An overview of the week in deals in the Irish and global technology sector.
CRANN in €130k nanotech deal with Merck
Ireland’s nanotechnology research institute CRANN has forged a €130,000 partnership with biotech and pharmaceutical firm Merck Millipore, which employs 400 people in Cork.
Research and Innovation Minister Sean Sherlock, TD, said the Trinity College-based CRANN shows how an Irish third-level institution is helping an industry leader develop products and services, leading to growth in exports and the creation of high quality jobs in Ireland.
“This partnership between Merck Millipore and CRANN clearly illustrates how the research community here is acting as an innovation engine for companies based in Ireland. This type of research effort should ensure a healthy pipeline of new ideas towards the development of new, improved products.”
Microsoft to get Android royalties from Samsung in patent deal
Microsoft has signed a deal with Samsung to cross license their patent portfolios, which will also see Samsung pay royalties to Microsoft for every Android tablet and smartphone it sells.
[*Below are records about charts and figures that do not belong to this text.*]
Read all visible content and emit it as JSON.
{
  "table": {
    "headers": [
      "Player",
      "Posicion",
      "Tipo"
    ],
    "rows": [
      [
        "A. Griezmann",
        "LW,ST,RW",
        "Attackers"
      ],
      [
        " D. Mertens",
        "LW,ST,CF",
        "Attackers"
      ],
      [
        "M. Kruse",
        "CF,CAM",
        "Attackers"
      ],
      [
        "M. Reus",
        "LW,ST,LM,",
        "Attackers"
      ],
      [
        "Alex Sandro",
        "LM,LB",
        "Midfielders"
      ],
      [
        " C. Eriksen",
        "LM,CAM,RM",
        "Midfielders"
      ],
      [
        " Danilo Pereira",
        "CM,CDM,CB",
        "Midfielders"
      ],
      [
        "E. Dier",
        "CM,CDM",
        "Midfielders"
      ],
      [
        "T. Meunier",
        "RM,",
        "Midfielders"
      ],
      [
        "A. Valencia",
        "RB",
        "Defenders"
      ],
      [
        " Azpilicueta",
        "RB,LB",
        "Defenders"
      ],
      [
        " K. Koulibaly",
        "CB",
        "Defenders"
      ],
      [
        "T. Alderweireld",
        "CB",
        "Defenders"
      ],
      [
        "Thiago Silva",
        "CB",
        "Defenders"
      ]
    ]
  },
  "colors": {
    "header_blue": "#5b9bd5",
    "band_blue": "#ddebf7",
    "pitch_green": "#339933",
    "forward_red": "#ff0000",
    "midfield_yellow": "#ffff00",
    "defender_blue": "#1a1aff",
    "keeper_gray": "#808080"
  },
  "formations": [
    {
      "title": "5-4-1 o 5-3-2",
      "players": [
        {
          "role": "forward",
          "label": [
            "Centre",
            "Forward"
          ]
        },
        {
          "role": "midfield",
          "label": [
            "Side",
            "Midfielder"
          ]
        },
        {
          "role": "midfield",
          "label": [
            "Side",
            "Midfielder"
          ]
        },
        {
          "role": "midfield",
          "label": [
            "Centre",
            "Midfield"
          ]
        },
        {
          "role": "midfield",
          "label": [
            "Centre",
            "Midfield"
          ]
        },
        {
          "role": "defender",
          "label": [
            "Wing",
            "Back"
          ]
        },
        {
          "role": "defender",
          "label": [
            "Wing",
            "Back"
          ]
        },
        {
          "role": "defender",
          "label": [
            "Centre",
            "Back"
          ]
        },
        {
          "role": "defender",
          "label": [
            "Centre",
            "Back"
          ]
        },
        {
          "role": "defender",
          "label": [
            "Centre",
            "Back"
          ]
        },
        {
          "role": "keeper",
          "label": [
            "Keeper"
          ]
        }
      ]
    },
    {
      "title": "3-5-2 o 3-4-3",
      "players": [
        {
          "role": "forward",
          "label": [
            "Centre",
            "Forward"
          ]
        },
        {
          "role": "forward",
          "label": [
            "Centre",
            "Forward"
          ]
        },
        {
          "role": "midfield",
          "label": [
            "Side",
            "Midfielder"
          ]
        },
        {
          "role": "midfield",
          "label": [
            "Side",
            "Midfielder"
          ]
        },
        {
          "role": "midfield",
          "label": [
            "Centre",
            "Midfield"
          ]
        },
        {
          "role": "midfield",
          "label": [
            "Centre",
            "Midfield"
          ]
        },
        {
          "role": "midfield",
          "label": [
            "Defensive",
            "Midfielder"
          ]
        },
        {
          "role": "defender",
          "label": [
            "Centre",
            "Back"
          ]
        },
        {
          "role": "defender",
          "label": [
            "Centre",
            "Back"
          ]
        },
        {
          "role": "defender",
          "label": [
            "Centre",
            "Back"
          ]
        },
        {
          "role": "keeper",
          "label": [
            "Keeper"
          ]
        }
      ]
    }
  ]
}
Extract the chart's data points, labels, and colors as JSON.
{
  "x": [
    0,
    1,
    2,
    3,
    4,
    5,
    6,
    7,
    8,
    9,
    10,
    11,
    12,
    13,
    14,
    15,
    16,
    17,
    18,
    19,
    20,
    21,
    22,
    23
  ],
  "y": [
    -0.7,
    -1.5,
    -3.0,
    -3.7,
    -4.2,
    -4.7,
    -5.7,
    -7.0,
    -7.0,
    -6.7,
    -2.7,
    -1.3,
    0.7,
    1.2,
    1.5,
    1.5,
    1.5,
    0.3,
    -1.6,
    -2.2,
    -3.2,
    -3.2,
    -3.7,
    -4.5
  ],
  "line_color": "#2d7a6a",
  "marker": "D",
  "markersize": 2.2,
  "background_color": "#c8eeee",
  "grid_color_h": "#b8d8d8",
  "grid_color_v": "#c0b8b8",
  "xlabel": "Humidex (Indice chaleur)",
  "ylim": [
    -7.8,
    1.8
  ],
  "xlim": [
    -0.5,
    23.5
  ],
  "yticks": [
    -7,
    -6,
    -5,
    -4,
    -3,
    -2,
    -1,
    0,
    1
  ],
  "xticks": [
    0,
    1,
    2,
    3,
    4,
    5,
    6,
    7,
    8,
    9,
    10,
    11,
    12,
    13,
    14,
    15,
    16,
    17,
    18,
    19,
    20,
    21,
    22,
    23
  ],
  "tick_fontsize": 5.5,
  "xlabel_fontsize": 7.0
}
The Samsung deal will give both companies greater patent coverage for each of their technologies. It also lets both companies co-operate in the development and marketing of Microsoft’s mobile OS Windows Phone.
Irish-owned AEP bought for US$57.5m
UK defence and aerospace company Ultra Electronics has bought Irish-owned AEP Networks for an initial cash consideration of US$57.5m.
A further US$17.5m may be paid to the vendors based on the company’s financial results to the end of December of this year.
AEP, which has more than 5,000 blue chip and government customers in more than 60 countries, carries out its system development in the UK and the USA.
“I am very pleased that we have been able to bring AEP into the group,” said Ultra chief executive, Rakesh Sharma. “AEP provides important complementary technologies and products to advance Ultra’s strategy in the growing cyber security domain. AEP is a technology-rich company with strong intellectual property and wide global reach, operating in a fast-growing market place.”
ESA space propulsion technologies to be developed in Dublin
Dublin-based AMPAC-ISP Europe will develop the next generation of rocket engine technology to be used in space exploration missions by the European Space Agency (ESA).
The €2m contract is being split between the UK and Irish divisions of AMPAC-ISP, which develops and supplies propulsion systems, fluid control components and launch vehicle structural components.
Under the contract, AMPAC-ISP will develop new processes, materials and technologies to improve the performance of liquid apogee engines used in spacecraft orbit insertion and other in-space propulsion manoeuvres.
Goldenpages.ie parent in strategic deal with Google
Goldenpages.ie’s parent company Truvo has struck a major deal with Google that will focus on helping Irish businesses advertise via Google AdWords.
Truvo will provide a full service solution allowing small, medium and larger companies the opportunity to focus on their business while taking advantage of the Google AdWords programme.
Truvo provides businesses in Ireland with advice on how to benefit from different advertising solutions via advertising programmes such as Google AdWords.
Schibsted acquires 50pc stake of DoneDeal
Irish online classifieds site DoneDeal has completed an investment deal with the Schibsted Media Group, which sees Schibsted take just a 50.09pc stake of DoneDeal.
As part of the deal, Fred Karlsson, co-founder of DoneDeal, will continue to manage the company and will still be a major shareholder of the business. Financial details of the deal have not been disclosed.
“Our new partnership with Schibsted will be very much based on providing collaborative synergies to work and learn from each other in providing an even better service and experience for our customers and will provide DoneDeal with a significant business partner that can support us in taking our business to the next level of growth that we now aspire to,” Karlsson said.